Sorensen R U, Ruuskanen O, Miller K, Stern R C
Eur J Respir Dis. 1983 Oct;64(7):524-33.
The susceptibility of patients with cystic fibrosis to chronic, progressive bacterial pulmonary infections has not been adequately explained. We explored peripheral blood B-cell function in 21 cystic fibrosis patients and in normal controls. All patients were above 10 years of age, and chronically colonized with Pseudomonas aeruginosa. Spontaneous plaque-forming cells, which reflect B-cell differentiation into immunoglobulin-secreting cells in vivo, and plaque-forming cells formed after activation with pokeweed mitogen or staphylococci in vitro, were studied. Cystic fibrosis patients had significantly higher spontaneous plaque-forming cells than normal individuals. This difference was due to the increase of spontaneous plaque-forming cells than normal individuals.
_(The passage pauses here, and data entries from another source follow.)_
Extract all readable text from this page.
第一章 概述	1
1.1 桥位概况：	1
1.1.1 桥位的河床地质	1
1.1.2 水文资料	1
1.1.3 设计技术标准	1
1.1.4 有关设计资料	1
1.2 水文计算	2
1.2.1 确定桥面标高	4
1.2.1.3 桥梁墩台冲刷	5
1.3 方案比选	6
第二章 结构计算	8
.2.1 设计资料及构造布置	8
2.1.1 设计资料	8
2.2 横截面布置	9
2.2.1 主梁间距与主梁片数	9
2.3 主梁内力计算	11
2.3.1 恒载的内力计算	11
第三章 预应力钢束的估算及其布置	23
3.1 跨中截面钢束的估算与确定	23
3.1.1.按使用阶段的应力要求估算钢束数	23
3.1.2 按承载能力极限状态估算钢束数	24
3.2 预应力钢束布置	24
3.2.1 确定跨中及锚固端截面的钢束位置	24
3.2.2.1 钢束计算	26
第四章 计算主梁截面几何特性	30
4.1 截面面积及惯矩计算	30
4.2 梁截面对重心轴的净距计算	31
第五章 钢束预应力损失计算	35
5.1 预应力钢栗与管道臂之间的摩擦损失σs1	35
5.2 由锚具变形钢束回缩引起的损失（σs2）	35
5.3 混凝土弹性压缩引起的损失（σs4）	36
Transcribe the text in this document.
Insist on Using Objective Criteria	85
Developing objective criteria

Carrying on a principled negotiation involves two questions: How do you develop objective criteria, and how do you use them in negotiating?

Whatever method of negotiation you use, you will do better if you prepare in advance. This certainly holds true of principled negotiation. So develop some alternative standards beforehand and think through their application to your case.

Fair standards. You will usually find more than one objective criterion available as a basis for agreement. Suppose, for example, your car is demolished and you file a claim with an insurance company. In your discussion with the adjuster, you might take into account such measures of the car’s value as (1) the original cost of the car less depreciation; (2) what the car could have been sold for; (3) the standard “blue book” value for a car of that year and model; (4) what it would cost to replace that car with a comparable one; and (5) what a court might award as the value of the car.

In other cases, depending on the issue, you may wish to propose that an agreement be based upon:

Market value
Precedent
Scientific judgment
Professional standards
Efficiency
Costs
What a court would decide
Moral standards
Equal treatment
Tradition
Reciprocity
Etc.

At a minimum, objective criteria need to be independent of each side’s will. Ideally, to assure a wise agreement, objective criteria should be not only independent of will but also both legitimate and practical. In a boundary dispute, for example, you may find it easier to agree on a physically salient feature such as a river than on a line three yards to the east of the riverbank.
This difference was due to the increase of spontaneous plaque-forming cells in patients with less severe pulmonary disease, since patients with advanced pulmonary disease had numbers of circulating immunoglobulin-secreting cells, similar to normal individuals. Both groups of cystic-fibrosis patients have a significant impairment of B-cell differentiation in response to polyclonal activation in vitro. This functional abnormality could not be explained by the presence of increased numbers of adherent suppressor cells, or by the presence of increased suppression by T-lymphocytes. The implications of our data for the increased susceptibility to infection and for the development of antibody-mediated hypersensitivity reactions are discussed.